City Brook: A Study
by Robert Spencer, Over the Dam
“The whirling bubble on the surface of a brook admits us to the secret of the mechanics of the sky.” — Ralph Waldo Emerson
Running south from its outlet at the foot of Keoka Lake, a noisy little stream pulses its way one and a half miles through our small valley to feed Bear Pond. Along much of its path, City Brook, also known as Mill Brook, is clearly visible most of the year as it parallels Waterford Road. At the intersection with Sweden Road and Mill Hill Road, it disappears beneath a bridge, dropping precipitously until visible once more to those who cross over a rustic split granite span on Back Street. Then again, at the posted Cross Street Bridge, the flow shows itself one more time before meandering through a flat alluvial plane, a half mile to Bear Pond.
For most travelers on busy state Route 35/37, our brook is of little interest or importance. However, to the village of South Waterford, a cluster of 30 buildings that lie on either bank of this stony rill, it has served as a source of life and vitality throughout much of history. Landforms here were carved into the granite bedrock as a much larger ice age watercourse scoured out a valley between Bear and Hawk Mountains to the east and Mount Tire’m and Stanwood Mountain to the west. Native Americans gathered along its banks to fish and camp. Eighteenth century settlers were drawn to the environs for a source of fresh water and power to produce lumber and flour essential to survival. Nineteenth century industrialists, before and after the Civil War, earned their livelihoods by producing both commercial and consumer goods traded locally and in cities such as Portland and Boston.
Even to many current village residents, such a small stream is unimportant in the scheme of life — nothing more than a source of loud noise during the spring freshet. However, to the fisherman it is a source of recreation and food. To the naturalist it is a source of inspiration, a place to walk in nature, to view birds or take photographs. It remains a regional resource as a source of water for Bear Pond and Bear River, which feed Long Lake. The water from our City Brook is a source of potable water for several million Portland area residents when it enters Sebago Lake.
The age of industrial prosperity is now long gone, victim to growth of large manufacturing plants, which required more powerful rivers, and many other economic changes since the 1870s. Back then, South Waterford was dubbed “Waterford City,” for the noise and bustle brought to the town by nine mills and many supporting shops lining the brook. Invisible to today’s busy passersby are remnants of a past industrial heyday: a large concrete and split stone ruin on the access road to Keoka’s modern dam; two-story stonework that served as the foundation for a 19th century bucket mill; and a simple shingled mill building atop a 1797 stone dam beside the town’s last rustic stone bridge. Further exploration may reveal lost foundations beneath the water surface, a 36” rusty circular saw blade, burnt remains of the Waterford Corn Shop, or an earthen dam long overgrown by bushes and brambles — all vestigial remains of human endeavor of historical interest.
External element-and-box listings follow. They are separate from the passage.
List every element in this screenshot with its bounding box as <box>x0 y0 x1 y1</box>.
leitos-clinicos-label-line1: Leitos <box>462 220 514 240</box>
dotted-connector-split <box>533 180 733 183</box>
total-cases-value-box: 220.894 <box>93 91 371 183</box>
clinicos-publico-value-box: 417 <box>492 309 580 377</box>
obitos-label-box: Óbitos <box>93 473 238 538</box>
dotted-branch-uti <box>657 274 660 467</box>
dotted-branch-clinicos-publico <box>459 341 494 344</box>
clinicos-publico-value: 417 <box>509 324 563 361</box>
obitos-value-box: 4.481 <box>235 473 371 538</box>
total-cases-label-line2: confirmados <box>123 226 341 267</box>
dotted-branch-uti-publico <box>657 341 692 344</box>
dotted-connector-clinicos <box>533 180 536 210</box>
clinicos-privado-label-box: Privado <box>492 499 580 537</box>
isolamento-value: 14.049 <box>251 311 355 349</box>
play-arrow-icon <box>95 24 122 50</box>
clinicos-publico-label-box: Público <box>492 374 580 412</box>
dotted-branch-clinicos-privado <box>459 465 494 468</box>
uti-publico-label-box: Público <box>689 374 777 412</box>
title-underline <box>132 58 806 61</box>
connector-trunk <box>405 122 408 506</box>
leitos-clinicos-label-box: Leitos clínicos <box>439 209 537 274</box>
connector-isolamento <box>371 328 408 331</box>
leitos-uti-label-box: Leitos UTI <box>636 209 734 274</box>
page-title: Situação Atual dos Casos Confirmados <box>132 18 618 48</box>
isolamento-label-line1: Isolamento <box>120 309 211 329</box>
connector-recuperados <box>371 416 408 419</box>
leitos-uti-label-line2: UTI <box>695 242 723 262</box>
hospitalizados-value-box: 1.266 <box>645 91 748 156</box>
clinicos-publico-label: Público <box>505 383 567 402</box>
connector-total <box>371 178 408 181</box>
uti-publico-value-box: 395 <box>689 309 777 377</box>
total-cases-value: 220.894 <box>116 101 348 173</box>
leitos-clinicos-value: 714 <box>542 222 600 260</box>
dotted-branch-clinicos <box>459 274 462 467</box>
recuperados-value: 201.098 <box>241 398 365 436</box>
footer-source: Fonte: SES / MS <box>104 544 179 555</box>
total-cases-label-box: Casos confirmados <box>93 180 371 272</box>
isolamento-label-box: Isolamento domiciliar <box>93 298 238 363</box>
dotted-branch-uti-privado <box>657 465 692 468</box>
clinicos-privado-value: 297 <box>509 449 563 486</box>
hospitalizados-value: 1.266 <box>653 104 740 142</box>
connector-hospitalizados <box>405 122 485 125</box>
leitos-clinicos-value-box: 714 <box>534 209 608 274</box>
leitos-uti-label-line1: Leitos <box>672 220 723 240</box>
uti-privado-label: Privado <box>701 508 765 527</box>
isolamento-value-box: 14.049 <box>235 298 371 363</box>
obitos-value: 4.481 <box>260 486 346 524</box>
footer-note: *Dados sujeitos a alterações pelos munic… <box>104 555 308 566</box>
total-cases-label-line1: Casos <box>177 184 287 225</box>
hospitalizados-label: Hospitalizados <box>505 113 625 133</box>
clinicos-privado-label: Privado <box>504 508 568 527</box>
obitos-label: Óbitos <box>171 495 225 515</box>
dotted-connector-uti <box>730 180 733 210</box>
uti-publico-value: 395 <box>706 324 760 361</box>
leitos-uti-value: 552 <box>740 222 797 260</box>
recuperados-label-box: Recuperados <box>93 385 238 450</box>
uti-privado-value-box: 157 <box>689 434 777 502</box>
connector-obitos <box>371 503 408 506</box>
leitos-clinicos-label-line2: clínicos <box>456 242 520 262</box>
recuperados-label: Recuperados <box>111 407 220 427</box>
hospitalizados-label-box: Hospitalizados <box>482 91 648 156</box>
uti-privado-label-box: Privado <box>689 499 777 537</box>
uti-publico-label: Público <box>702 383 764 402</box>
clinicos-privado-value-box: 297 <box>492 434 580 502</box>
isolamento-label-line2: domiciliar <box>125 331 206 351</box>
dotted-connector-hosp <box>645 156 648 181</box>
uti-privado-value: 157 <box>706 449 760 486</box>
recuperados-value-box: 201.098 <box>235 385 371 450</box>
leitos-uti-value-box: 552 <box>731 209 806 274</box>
Also of value are the natural ecosystems observed along the water course. There is a littered alluvial plane where Keoka fingered its way south to a lower dam, before the new one was built in the 1950s. South of Back Street lies a wet meadow that reduces potential damaging effects of annual freshets. Just north of Bear Pond, where City Brook merges with Mutiny and Scoggins Brooks, lies a deep gap gouged out of a glacial moraine as melt water engorged the Brook into a raging river 15,000 years ago. The Brook serves as the marshy wetland home of fish, birds and mammals. Such a short stream can teach everyone who allows the time many lessons about our ecology systems: how they work and how they were born.
It is appropriate to begin this study with a quote from American philosopher, existentialist Ralph Waldo Emerson (1802-1882), whose life spanned early days of village settlement and the denouement of its industrial zenith. Emerson spent much of his boyhood visiting his three aunts who lived in Waterford. He likely honed his naturalistic views while exploring City Brook or Mutiny Brook near Aunt Mary Moody Emerson’s home, Elm Vale, which was located across from the cemetery of the same name on Sweden Road.